Alloy Design Workshop

Metallurgy has always had a strong presence at MIT; Course 3 originated as the Department of Mining and Metallurgy with a focus on researching and exploring the possibilities inherent in alloy design to meet society’s needs. Though the materials research is now in many areas and disciplines, metals and metal alloys remain integral to the development of new materials.

To emphasize the continued importance of alloy design in modern materials science, C. Cem Taşan, Associate Professor of Materials Science and Engineering, created the Alloy Design Workshop, an annual event held on the last day of the fall MRS Meeting, as an opportunity for the MIT community and the materials community as a whole to congregate in an intimate setting to present and discuss new, unpublished research.

The purpose of the workshop is twofold: to foster an environment of metallurgical discussion within MIT, and to invite leaders in the field to join the discussion and provide an outside perspective. “Given the large variety of metals in use today, I think [metallurgy] is already a core topic,” says Prof. Taşan, “but I want to emphasize its relevance, and to fuel it further so to speak. I want students who are interested in metals to have opportunities to come and listen to these talks. Discussion is at the core of science, and we have to provide students multiple opportunities to discuss with people who are pushing the limits of our understanding; the only way to push the limits of that understanding is to be at the limits.”

Each year, Prof. Taşan chooses a specific theme related to alloy design on which to focus. In 2018, the topic was “New guidelines in alloy design: from atomistic simulations to combinatorial metallurgy.” He chose this topic because he wanted to demonstrate students interested in becoming metallurgists that the options regarding alloy design are still vast.

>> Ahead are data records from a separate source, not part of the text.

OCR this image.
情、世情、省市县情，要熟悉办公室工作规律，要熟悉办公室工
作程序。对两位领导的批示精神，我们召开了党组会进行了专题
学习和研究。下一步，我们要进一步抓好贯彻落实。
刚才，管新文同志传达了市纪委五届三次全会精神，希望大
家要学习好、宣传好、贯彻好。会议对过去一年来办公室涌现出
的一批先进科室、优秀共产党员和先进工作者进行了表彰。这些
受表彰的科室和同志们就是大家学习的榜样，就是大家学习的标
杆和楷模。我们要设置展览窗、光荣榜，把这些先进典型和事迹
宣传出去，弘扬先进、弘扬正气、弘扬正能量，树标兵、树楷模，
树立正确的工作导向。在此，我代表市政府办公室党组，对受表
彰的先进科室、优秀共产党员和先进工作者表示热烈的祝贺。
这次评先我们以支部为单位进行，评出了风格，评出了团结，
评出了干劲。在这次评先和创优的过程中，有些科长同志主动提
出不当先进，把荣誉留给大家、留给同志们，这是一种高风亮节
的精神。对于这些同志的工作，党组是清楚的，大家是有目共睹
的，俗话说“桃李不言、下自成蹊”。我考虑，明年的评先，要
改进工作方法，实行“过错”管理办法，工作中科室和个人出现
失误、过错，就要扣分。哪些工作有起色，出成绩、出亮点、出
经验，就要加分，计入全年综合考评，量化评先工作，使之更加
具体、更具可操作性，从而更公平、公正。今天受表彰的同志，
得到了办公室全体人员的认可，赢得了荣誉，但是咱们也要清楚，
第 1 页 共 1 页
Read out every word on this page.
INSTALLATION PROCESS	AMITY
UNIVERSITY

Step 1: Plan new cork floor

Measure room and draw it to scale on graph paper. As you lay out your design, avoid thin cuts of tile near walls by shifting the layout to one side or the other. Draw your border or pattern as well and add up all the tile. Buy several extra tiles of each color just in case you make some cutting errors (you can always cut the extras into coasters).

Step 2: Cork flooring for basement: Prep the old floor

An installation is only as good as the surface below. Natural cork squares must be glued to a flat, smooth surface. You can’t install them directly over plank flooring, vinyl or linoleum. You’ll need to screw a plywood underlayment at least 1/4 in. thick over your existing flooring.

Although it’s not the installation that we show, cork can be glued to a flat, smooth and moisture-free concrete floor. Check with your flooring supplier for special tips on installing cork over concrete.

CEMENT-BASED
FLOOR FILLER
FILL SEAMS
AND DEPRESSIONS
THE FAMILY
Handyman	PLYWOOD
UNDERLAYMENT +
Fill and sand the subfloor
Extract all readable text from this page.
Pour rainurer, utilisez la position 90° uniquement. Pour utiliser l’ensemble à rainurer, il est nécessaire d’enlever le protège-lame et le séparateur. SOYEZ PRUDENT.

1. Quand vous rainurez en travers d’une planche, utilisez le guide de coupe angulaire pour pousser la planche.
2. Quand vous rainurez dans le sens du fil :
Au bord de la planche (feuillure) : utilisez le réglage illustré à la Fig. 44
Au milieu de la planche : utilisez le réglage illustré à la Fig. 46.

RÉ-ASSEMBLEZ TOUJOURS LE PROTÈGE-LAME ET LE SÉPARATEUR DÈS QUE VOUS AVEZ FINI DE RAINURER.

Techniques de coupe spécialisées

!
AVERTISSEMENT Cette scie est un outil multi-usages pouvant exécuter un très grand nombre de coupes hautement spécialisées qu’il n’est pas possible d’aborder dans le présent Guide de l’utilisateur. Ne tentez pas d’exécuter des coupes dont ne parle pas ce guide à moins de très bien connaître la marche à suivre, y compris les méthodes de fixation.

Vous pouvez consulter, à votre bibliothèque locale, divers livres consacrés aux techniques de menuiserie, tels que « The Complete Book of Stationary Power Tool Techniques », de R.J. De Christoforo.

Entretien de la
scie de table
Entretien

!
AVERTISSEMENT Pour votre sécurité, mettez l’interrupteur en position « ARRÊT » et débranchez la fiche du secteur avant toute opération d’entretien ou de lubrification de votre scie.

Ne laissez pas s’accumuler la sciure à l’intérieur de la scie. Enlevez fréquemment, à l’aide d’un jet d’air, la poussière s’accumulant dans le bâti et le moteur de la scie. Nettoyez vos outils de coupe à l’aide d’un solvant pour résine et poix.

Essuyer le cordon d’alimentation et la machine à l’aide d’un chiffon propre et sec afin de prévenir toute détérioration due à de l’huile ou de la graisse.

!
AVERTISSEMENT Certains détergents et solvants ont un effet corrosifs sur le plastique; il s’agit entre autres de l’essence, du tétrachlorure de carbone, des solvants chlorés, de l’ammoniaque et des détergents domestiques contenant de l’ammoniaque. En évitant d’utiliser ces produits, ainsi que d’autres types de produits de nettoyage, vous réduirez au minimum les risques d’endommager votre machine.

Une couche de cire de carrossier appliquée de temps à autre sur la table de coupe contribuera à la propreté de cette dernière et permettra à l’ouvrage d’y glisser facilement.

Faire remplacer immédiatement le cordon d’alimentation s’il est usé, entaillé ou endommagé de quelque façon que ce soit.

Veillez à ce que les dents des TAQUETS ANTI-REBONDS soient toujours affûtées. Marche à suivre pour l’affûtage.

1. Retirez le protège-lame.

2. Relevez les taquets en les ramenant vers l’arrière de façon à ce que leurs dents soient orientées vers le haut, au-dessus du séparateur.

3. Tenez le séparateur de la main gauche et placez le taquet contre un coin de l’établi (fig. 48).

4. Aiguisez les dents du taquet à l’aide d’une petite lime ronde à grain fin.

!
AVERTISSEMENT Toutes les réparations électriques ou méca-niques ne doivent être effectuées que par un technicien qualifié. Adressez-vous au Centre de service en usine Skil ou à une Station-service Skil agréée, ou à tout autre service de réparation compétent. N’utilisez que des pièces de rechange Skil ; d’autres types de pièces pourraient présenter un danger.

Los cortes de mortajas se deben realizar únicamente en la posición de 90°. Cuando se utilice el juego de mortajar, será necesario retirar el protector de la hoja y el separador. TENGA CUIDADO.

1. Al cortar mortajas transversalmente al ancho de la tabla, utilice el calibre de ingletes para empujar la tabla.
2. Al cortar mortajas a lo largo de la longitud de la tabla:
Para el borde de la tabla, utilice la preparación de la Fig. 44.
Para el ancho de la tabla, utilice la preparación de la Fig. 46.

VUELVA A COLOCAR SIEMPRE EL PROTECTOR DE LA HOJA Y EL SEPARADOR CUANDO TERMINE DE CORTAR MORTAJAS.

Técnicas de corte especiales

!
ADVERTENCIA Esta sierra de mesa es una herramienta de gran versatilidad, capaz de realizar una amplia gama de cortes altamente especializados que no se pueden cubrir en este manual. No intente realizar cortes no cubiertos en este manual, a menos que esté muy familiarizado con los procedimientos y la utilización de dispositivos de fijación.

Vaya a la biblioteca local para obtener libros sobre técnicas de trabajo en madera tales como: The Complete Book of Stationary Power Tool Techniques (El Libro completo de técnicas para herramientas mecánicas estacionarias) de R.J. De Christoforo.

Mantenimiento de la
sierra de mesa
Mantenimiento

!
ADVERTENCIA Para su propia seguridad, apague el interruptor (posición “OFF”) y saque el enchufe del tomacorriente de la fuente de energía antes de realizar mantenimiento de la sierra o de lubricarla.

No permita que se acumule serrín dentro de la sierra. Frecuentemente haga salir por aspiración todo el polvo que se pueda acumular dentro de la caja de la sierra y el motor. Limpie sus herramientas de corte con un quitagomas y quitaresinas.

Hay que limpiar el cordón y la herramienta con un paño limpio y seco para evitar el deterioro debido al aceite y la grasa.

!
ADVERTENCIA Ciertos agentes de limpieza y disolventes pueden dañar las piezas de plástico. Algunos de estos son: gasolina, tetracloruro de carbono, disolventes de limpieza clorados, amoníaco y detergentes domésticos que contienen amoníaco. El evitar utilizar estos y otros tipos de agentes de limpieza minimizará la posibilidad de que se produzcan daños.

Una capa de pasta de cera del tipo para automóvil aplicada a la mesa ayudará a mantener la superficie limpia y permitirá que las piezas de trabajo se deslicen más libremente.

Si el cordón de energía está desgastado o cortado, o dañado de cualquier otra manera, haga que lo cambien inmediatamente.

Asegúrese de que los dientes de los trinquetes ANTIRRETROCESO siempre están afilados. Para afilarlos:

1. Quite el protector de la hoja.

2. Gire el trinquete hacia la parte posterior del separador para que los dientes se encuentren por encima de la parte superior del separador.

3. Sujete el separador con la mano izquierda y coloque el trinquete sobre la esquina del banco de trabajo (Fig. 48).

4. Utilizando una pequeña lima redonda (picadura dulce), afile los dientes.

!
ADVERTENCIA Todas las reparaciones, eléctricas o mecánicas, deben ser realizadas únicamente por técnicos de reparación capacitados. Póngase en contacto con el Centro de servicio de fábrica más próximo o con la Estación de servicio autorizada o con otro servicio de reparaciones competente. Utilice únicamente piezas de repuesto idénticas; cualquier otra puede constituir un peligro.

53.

“If I just take iron and add some carbon, maybe that’s a relatively small space to explore. Now imagine I need to add not only carbon, but also silicon, aluminum, manganese; now I have five components. I can play with each of their amounts—if you think about all the combinations available, you realize that you have many many options. And, then of course, composition is only one of the variables you can play with. When you start playing with microstructure, you get even more options. In other words, we have an enormous design space for making metallic materials, effectively an infinite design space. Of course It takes some effort to understand what controls what, and we have limited resources. The obvious question, then, is ‘what should we investigate next? What should be the guidelines in alloy design?’ Well, that’s what last year’s workshop was for.”

This year’s topic will focus on Micro-mechanics informed alloy design: overcoming scale-transition challenges, and the date is already set for Friday, December 6, 2019. With the opening of MIT.nano, Professor Taşan wants to focus on the shifting exploration of micro- and nanomechanical research. “It’s an interesting direction, because within only a couple of decades most metallurgists moved suddenly from the “dirty” world of molten metals, casts and high temperature furnaces, to clean labs with electron microscopes and tiny probes on tiny samples. More and more we end up looking at tiny regions in our samples – the workshop is about how to connect this information back to the alloy design problem.”